Sie brauchen fünf Tage für ihre Flucht nach Mülheim. Dass sie hier landen, war nicht geplant. „Am Anfang wollten wir die Ukraine nicht verlassen. Wir sind erst immer zum nächsten, sicheren Ort gefahren. Wenn da dann auch die Bomben flogen, sind wir weiter“, sagt die Mutter. Als der Krieg - entgegen ihrer Erwartungen - fortschreitet, ist sie völlig verzweifelt und bittet eine Freundin um Hilfe. Sie organisiert über Bekannte, dass die Familie privat in Mülheim unterkommen kann.

Sie sind todmüde, als sie ankommen. Schlafen können sie trotzdem kaum. Zu tief sitzt der Schock, zu lebendig spielen sich die traumatischen Kriegsbilder vor ihren Augen ab. Wenn ein Flugzeug vorbeifliegt, zucken die Töchter und die Hunde zusammen. Sie haben noch nicht verinnerlicht, dass ihnen in Mülheim nichts mehr passieren kann. „Ich kann nicht glauben, dass wir sicher sind“, sagt die 14-Jährige Arina Rozhnetskaya mit großen, traurigen Kinderaugen und ihre kleine Schwester senkt betroffen den Blick.

Eine andere Ukrainerin hat auf ihrer Flucht aus Kiew einen Autounfall

Ähnlich geht es Oksana Husieva. Sie flüchtet aus Kiew, als in der Nähe von ihrem Zuhause eine Bombe einschlägt und ihr ganzes Haus anfängt zu vibrieren. Ob es mittlerweile auch zerstört ist, weiß sie nicht. Vorgestern Abend ist sie in Mülheim angekommen. Dass sie es bis hierhin schafft, hätte sie nicht für möglich gehalten. „An der polnischen Grenze ist mir jemand reingefahren. Überall sind Autoteile abgebrochen, alle Warnlampen haben geleuchtet“, erzählt die 50-Jährige im Rückblick und seufzt.

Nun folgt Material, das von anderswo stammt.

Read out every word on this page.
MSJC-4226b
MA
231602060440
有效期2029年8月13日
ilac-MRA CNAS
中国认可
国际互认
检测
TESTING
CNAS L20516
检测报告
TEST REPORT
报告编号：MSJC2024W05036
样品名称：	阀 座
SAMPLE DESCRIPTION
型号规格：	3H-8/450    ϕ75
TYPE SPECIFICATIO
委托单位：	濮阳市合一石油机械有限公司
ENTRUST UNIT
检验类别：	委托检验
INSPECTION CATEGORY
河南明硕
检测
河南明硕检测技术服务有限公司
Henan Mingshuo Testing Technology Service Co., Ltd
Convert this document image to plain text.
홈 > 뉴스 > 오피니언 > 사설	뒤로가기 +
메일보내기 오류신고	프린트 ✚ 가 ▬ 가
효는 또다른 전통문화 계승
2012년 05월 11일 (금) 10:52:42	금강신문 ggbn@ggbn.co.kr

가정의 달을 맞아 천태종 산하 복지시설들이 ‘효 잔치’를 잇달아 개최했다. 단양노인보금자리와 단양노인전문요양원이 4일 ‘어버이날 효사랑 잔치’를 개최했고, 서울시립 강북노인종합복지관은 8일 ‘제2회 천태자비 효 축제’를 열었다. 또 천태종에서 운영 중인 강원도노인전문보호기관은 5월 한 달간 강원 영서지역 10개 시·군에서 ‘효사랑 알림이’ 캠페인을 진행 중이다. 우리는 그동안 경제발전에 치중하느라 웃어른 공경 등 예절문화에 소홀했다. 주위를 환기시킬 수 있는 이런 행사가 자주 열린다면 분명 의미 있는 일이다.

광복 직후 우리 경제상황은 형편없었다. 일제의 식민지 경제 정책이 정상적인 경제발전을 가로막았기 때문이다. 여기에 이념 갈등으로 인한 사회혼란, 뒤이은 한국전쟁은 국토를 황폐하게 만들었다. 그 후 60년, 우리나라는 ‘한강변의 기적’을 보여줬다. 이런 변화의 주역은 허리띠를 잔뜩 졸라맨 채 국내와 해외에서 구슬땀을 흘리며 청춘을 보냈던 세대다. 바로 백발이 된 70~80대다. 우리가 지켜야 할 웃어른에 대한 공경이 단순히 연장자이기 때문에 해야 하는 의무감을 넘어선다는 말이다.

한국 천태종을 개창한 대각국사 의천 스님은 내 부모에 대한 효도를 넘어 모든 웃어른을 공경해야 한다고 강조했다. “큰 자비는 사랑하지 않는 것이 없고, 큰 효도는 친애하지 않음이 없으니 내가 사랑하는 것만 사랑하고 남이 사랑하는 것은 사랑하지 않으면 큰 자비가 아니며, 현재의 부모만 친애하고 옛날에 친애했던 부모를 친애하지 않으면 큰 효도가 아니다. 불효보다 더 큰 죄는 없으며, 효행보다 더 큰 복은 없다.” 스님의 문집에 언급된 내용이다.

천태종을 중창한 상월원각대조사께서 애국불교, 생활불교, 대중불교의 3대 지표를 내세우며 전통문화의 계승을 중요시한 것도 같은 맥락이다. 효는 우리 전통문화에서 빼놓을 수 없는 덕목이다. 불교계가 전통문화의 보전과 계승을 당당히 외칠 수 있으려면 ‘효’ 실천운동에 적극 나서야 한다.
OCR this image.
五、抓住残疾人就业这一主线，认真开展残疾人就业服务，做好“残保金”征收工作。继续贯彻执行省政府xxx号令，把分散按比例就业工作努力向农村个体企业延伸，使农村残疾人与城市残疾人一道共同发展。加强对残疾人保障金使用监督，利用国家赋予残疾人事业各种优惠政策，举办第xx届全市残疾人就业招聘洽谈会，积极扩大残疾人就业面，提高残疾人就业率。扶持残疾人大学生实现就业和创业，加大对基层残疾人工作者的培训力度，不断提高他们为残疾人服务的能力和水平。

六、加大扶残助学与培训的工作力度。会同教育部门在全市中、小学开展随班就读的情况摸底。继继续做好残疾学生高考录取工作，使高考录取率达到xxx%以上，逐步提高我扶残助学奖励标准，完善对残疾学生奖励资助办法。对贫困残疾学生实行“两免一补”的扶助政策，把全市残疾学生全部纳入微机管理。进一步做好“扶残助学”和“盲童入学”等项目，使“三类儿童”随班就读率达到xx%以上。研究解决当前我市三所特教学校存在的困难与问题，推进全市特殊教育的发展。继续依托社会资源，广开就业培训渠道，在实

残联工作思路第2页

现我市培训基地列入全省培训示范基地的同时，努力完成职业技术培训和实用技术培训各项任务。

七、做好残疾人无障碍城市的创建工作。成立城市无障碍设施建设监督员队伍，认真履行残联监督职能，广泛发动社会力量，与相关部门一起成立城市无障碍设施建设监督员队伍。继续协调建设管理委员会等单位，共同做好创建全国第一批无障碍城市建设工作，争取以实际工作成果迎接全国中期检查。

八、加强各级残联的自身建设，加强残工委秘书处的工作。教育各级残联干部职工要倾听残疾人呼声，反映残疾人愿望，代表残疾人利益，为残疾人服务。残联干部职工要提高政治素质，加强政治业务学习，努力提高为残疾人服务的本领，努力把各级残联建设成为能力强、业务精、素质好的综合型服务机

Oksana Husieva aus Kiew mit ihrem Hund und dem kaputten Auto, mit dem sie von Kiew bis nach Mülheim gefahren ist. Ihre Freundin lebt schon seit Jahren hier und hat sie aufgenommen.
Oksana Husieva aus Kiew mit ihrem Hund und dem kaputten Auto, mit dem sie von Kiew bis nach Mülheim gefahren ist. Ihre Freundin lebt schon seit Jahren hier und hat sie aufgenommen. © FUNKE FotoServices | Kerstin Bögeholz

Sie muss ihren alten, roten Smart notdürftig zusammenflicken und mit 80 km/h weiterfahren - schneller geht es nicht mehr. Auf dem Beifahrersitz hat sie ihre kranke Mutter sitzen. Im Kofferraum sind ihr Hund, ihre Katze und ein Kanister Benzin. Sie fährt über 2000 Kilometer nach Mülheim. Aber nur am Tag. Nachts macht Oksana Husieva an Raststätten Halt. Ihr fehlt die Fahrerfahrung, ihren Führerschein hat sie erst seit vier Monaten. Die Flucht dauert insgesamt fünf Tage. „Ich bin einfach nur froh, dass ich keine Bombe abbekommen habe“, sagt sie. Dann nimmt sie ihren Hund auf den Arm, streichelt ihn liebevoll und in ihren Augen sammeln sich die Tränen.